Differentiable Visual Computing

Derivatives of computer graphics, image processing, and deep learning algorithms have tremendous use in guiding parameter space searches, or solving inverse problems. As the algorithms become more sophisticated, we no longer only need to differentiate simple mathematical functions, but have to deal with general programs which encode complex transformations of data. This dissertation introduces three tools for addressing the challenges that arise when obtaining and applying the derivatives for complex graphics algorithms. Traditionally, practitioners have been constrained to composing programs with a limited set of operators, or hand-deriving derivatives. We extend the image processing language Halide with reverse-mode automatic differentiation, and the ability to automatically optimize the gradient computations.
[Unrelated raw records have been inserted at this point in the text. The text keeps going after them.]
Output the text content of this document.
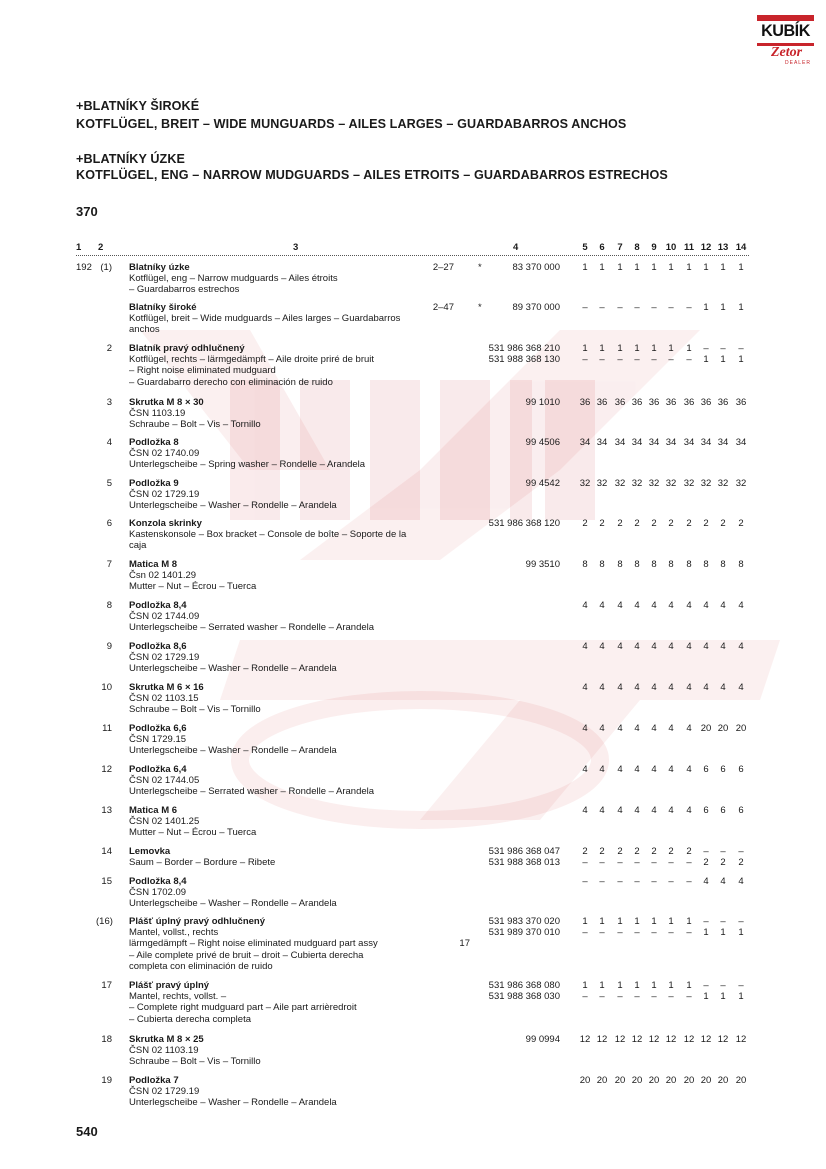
KUBÍK
Zetor
DEALER
+BLATNÍKY ŠIROKÉ
KOTFLÜGEL, BREIT – WIDE MUNGUARDS – AILES LARGES – GUARDABARROS ANCHOS
+BLATNÍKY ÚZKE
KOTFLÜGEL, ENG – NARROW MUDGUARDS – AILES ETROITS – GUARDABARROS ESTRECHOS
370
1 2	3	4	5	6	7	8	9 10 11 12 13 14
192 (1) Blatníky úzke
Kotflügel, eng – Narrow mudguards – Ailes étroits
– Guardabarros estrechos
2–27	*	83 370 000	1	1	1	1	1	1	1	1	1	1
Blatníky široké
Kotflügel, breit – Wide mudguards – Ailes larges – Guardabarros
anchos
2–47	*	89 370 000	–	–	–	–	–	–	–	1	1	1
2 Blatník pravý odhlučnený
Kotflügel, rechts – lärmgedämpft – Aile droite priré de bruit
– Right noise eliminated mudguard
– Guardabarro derecho con eliminación de ruido
531 986 368 210
531 988 368 130
1	1	1	1	1	1	1	–	–	–
–	–	–	–	–	–	–	1	1	1
3 Skrutka M 8 × 30
ČSN 1103.19
Schraube – Bolt – Vis – Tornillo
99 1010	36 36 36 36 36 36 36 36 36 36
4 Podložka 8
ČSN 02 1740.09
Unterlegscheibe – Spring washer – Rondelle – Arandela
99 4506	34 34 34 34 34 34 34 34 34 34
5 Podložka 9
ČSN 02 1729.19
Unterlegscheibe – Washer – Rondelle – Arandela
99 4542	32 32 32 32 32 32 32 32 32 32
6 Konzola skrinky
Kastenskonsole – Box bracket – Console de boîte – Soporte de la
caja
531 986 368 120	2	2	2	2	2	2	2	2	2	2
7 Matica M 8
Čsn 02 1401.29
Mutter – Nut – Écrou – Tuerca
99 3510	8	8	8	8	8	8	8	8	8	8
8 Podložka 8,4
ČSN 02 1744.09
Unterlegscheibe – Serrated washer – Rondelle – Arandela
4	4	4	4	4	4	4	4	4	4
9 Podložka 8,6
ČSN 02 1729.19
Unterlegscheibe – Washer – Rondelle – Arandela
4	4	4	4	4	4	4	4	4	4
10 Skrutka M 6 × 16
ČSN 02 1103.15
Schraube – Bolt – Vis – Tornillo
4	4	4	4	4	4	4	4	4	4
11 Podložka 6,6
ČSN 1729.15
Unterlegscheibe – Washer – Rondelle – Arandela
4	4	4	4	4	4	4 20 20 20
12 Podložka 6,4
ČSN 02 1744.05
Unterlegscheibe – Serrated washer – Rondelle – Arandela
4	4	4	4	4	4	4	6	6	6
13 Matica M 6
ČSN 02 1401.25
Mutter – Nut – Écrou – Tuerca
4	4	4	4	4	4	4	6	6	6
14 Lemovka
Saum – Border – Bordure – Ribete
531 986 368 047
531 988 368 013
2	2	2	2	2	2	2	–	–	–
–	–	–	–	–	–	–	2	2	2
15 Podložka 8,4
ČSN 1702.09
Unterlegscheibe – Washer – Rondelle – Arandela
–	–	–	–	–	–	–	4	4	4
(16) Plášť úplný pravý odhlučnený
Mantel, vollst., rechts
lärmgedämpft – Right noise eliminated mudguard part assy
– Aile complete privé de bruit – droit – Cubierta derecha
completa con eliminación de ruido
17
531 983 370 020
531 989 370 010
1	1	1	1	1	1	1	–	–	–
–	–	–	–	–	–	–	1	1	1
17 Plášť pravý úplný
Mantel, rechts, vollst. –
– Complete right mudguard part – Aile part arrièredroit
– Cubierta derecha completa
531 986 368 080
531 988 368 030
1	1	1	1	1	1	1	–	–	–
–	–	–	–	–	–	–	1	1	1
18 Skrutka M 8 × 25
ČSN 02 1103.19
Schraube – Bolt – Vis – Tornillo
99 0994	12 12 12 12 12 12 12 12 12 12
19 Podložka 7
ČSN 02 1729.19
Unterlegscheibe – Washer – Rondelle – Arandela
20 20 20 20 20 20 20 20 20 20
540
This enables automatic generation of the gradients of arbitrary Halide programs, at high performance, with little programmer effort. In 3D rendering, the gradient is required with respect to variables such as camera parameters, geometry, and appearance. However, computing the gradient is challenging because the rendering integral includes visibility terms that are not differentiable. We introduce, to our knowledge, the first general-purpose differentiable ray tracer that solves the full rendering equation, while correctly taking the geometric discontinuities into account. Finally, we demonstrate that the derivatives of light path throughput can also be useful for guiding sampling in forward rendering. Simulating light transport in the presence of multi-bounce glossy effects and motion in 3D rendering is challenging due to the hard-to-sample high-contribution areas. We present a Markov Chain Monte Carlo rendering algorithm that extends Metropolis Light Transport by automatically and explicitly adapting to the local integrand, thereby increasing sampling efficiency.